There is also the matter of the audience. Jesus and his disciples were less harsh with those who were ignorant and who were willing to immediately agree and change. Even with such people, they were still more blunt than Christians today would like to admit. On the other hand, Jesus and his disciples were totally severe, showing no sympathy, toward opponents who claimed to have knowledge and those who had hardened their hearts, who did not wish to learn or change, but only wished to argue, to justify themselves and to suppress the truth. The Pharisees and their followers were the best examples. Who are most like the Pharisees today? “Christians” who consider themselves sensible and educated, but who have made up their minds against the truth. This describes most cessationists. Some people are cessationists only because they have been taught this way and have never considered an alternative. They also have sinned because they have the Bible and could read for themselves, so that they have no excuse. Still, if they will change immediately when you talk to them, then there is less need to be harsh — Jesus probably would have rebuked them a little anyway. However, with most cessationists, who deny the gospel like those who deceived the Galatians, I cannot see any way that you can be too harsh as long as you do not use violence.
Finally, you failed to observe the context of the very text you cited. Go back a little and Paul referred to “the passions of youth” (2 Timothy 2:22) and “foolish and stupid controversies” (v. 23) Thus when it comes to content, the text tells us to avoid arguing about useless things, and when it comes to style, it calls for patience and gentleness in contrast to immature emotions. It does not censor harsh rebukes when it comes to important gospel issues, such as circumcision and cessationism. Verses 17-18 indeed refer to a serious doctrinal issue, but there Paul says that we should not be like the heretics (v. 16). He is not discussing the acceptable way to correct them. Read the text before you use it.

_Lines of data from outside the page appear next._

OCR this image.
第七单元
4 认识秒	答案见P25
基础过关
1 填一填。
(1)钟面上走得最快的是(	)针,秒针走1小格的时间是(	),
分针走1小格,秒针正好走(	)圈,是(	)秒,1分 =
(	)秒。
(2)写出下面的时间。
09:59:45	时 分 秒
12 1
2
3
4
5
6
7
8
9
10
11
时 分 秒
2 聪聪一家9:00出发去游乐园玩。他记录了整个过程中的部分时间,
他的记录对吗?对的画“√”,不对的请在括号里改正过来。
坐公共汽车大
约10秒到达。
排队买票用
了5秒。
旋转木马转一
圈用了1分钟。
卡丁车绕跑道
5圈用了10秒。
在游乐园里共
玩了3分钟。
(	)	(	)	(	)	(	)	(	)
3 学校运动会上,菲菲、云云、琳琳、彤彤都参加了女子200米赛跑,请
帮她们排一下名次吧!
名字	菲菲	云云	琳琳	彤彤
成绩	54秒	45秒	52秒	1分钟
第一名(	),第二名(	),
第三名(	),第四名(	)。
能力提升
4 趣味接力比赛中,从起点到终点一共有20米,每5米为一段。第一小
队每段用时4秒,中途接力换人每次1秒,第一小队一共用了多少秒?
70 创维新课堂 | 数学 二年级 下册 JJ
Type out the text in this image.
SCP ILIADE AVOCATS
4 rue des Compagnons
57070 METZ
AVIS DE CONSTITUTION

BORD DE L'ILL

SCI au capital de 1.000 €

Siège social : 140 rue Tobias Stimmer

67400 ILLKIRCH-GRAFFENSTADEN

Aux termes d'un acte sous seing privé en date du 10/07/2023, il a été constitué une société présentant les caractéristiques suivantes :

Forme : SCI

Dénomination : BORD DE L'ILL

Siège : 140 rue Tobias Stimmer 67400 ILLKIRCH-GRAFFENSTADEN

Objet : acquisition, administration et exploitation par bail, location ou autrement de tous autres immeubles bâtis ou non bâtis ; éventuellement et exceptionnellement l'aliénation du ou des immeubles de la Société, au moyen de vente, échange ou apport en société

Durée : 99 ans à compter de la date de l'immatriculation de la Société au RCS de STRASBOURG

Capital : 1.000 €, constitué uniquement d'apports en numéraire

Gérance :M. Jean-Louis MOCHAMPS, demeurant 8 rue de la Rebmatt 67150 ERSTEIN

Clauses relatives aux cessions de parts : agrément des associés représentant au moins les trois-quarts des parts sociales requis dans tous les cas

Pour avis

Paul said to Titus, “Rebuke them sharply” (Titus 1:13), but you said nothing about that. There he was thinking about “those of the circumcision group” (v. 10) — a serious gospel matter. Paul was again talking to someone in his own culture, and he told him to rebuke the people sharply. In a culture that would cause riots and murder people because of religious disagreements, this text must authorize a rebuke that is frighteningly harsh, to a degree that I have never performed or witnessed. Depending on the topic and the target, we must often be much, much, much more harsh than we have been. I have demonstrated again and again that the issue of cessationism relates to the core of the gospel. If you must be harsh about anything, this is it. We must strain with all our strength and imagination to attain the harshness that Paul commands and direct it against the cessationists. This is a harshness so extreme that it would stun the people even in a culture accustomed to deadly religious violence.